How Academic Researchers Are Helping North Carolina Create an Opioid Analytics Roadmap

July 3, 2018
Chief Data Officer Aaron McKethan describes how the State of North Carolina enlisted the support of 70 experts, including researchers from Duke, the University of North Carolina, SAS and research firm RTI to identify questions that need to be answered.

For the past year, Aaron McKethan, Ph.D., an assistant professor of population health at the Duke School of Medicine, also has been serving as the chief data officer for the North Carolina Department of Health & Human Services. Having one foot each in the two worlds of government and academia has given him some unique insights into how academic researchers can help policymakers with data-driven decision making. For example, he has helped North Carolina partner with the state’s university researchers to create an Opioid Analytics Roadmap.

Speaking to a June 29 Grand Rounds meeting of the NIH Collaboratory, McKethan stressed that state government health agencies need help identifying their analytics priorities.

He said directors of these agencies are so busy with legislative hearings and interactions with federal and county counterparts, they often don’t have clear analytics priorities established.

“There is an opportunity for all of us to partner around analytics priorities,” McKethan said. “There are unique contributions universities can make in helping to set the agenda for the most important questions to ask.”

Typically, the HHS department addresses two types of questions. One might be legislative requests for fact-finding data such as how many skilled nursing facilities are there in the state.

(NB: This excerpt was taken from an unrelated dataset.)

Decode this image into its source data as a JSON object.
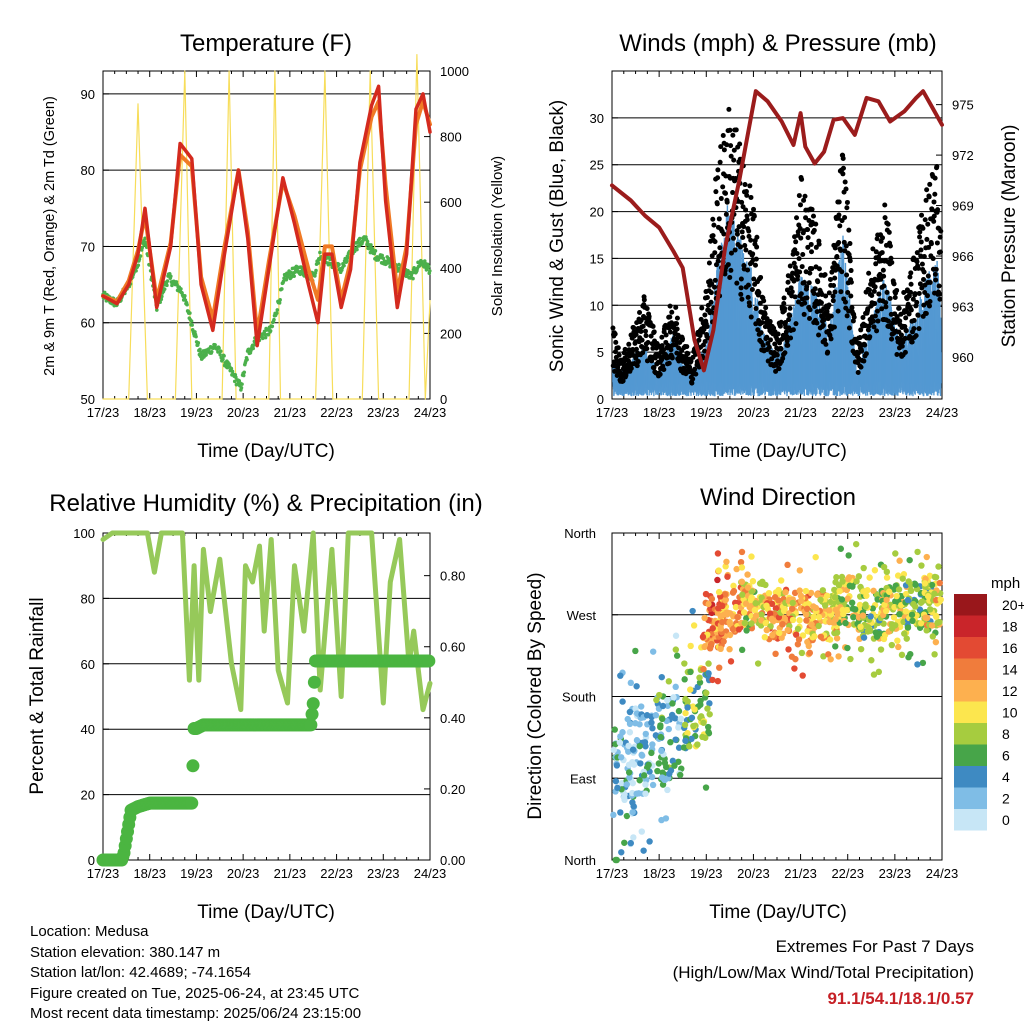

On the other end of the spectrum are studies looking at more complex issues such as the impacts of Medicaid managed care, and the state tends to outsource those efforts. “There is a large opportunity in the middle ground between those to help states craft questions to influence policies,” he said.

McKethan wants researchers to help the state in asking these questions:

• What do we already know and where is policy not aligned with available evidence?

• What do we not know and how valuable would it be to know?

• What are the highest priority questions?

He said answering these questions can help a state create an analytics roadmap. Initially, it can determine what can be answered with the data and methods the state has and that can inform near-term policy issues.

North Carolina is applying this approach to the opioid crisis, because it has been identified as a top priority by state leaders. The state is good at creating dashboards and metrics of things like trends in Medicaid opioid prescription claims broken down by region.  “But that is where we run out of gas,” McKethan said. “We need partners to help answer questions that are important but that we can’t answer now.”

To answer more complex questions, such as the adequacy of treatment options, the state enlisted the support of 70 experts, including researchers from Duke, the University of North Carolina, SAS and research firm RTI. “Unlike most conferences where you review evidence you just produced, this meeting set out to identify what we don’t know,” McKethan said. “It requires a posture of humility.”

For instance, he said, examples might be: “What do we know about the quality and options for treatment?” or “What do we know about the interplay between prescription opioids in the medical system and illicit use outside the health system?”

He said the state is finalizing a list of 150 questions that will help define its collective opioid analytics roadmap. Some will be answered internally, while others can be done through outside experts with which the state has data-sharing agreements. He stressed this approach can be applied to other high-priority areas such as early childhood health and development.

A similar approach can work across states as well. McKethan highlighted the work of a State University Partnership Learning Network led by Julie Donahue, PhD, of the University of Pittsburgh. It is working to develop consistent performance measures across the states, even though they have different data systems and policy environments. He said it is an example of Medicaid directors devoting their time to sit with researchers to flesh out analytic plans that are meaningful to researchers and impactful for the policymakers.

Finally, McKethan urged academic researchers to think more about policy implications of their work upfront.  “I have worked on articles and then bolted on some kind of statement about policy impact at the end,” he said. Instead, he suggested that researchers should think about the decisions policy officials are facing so their work has the potential to influence a very specific decision.

“My argument is that if we are policy-oriented researchers, it is incumbent on us to think about policy choices state leaders face and how to use evidence to inform those decisions.”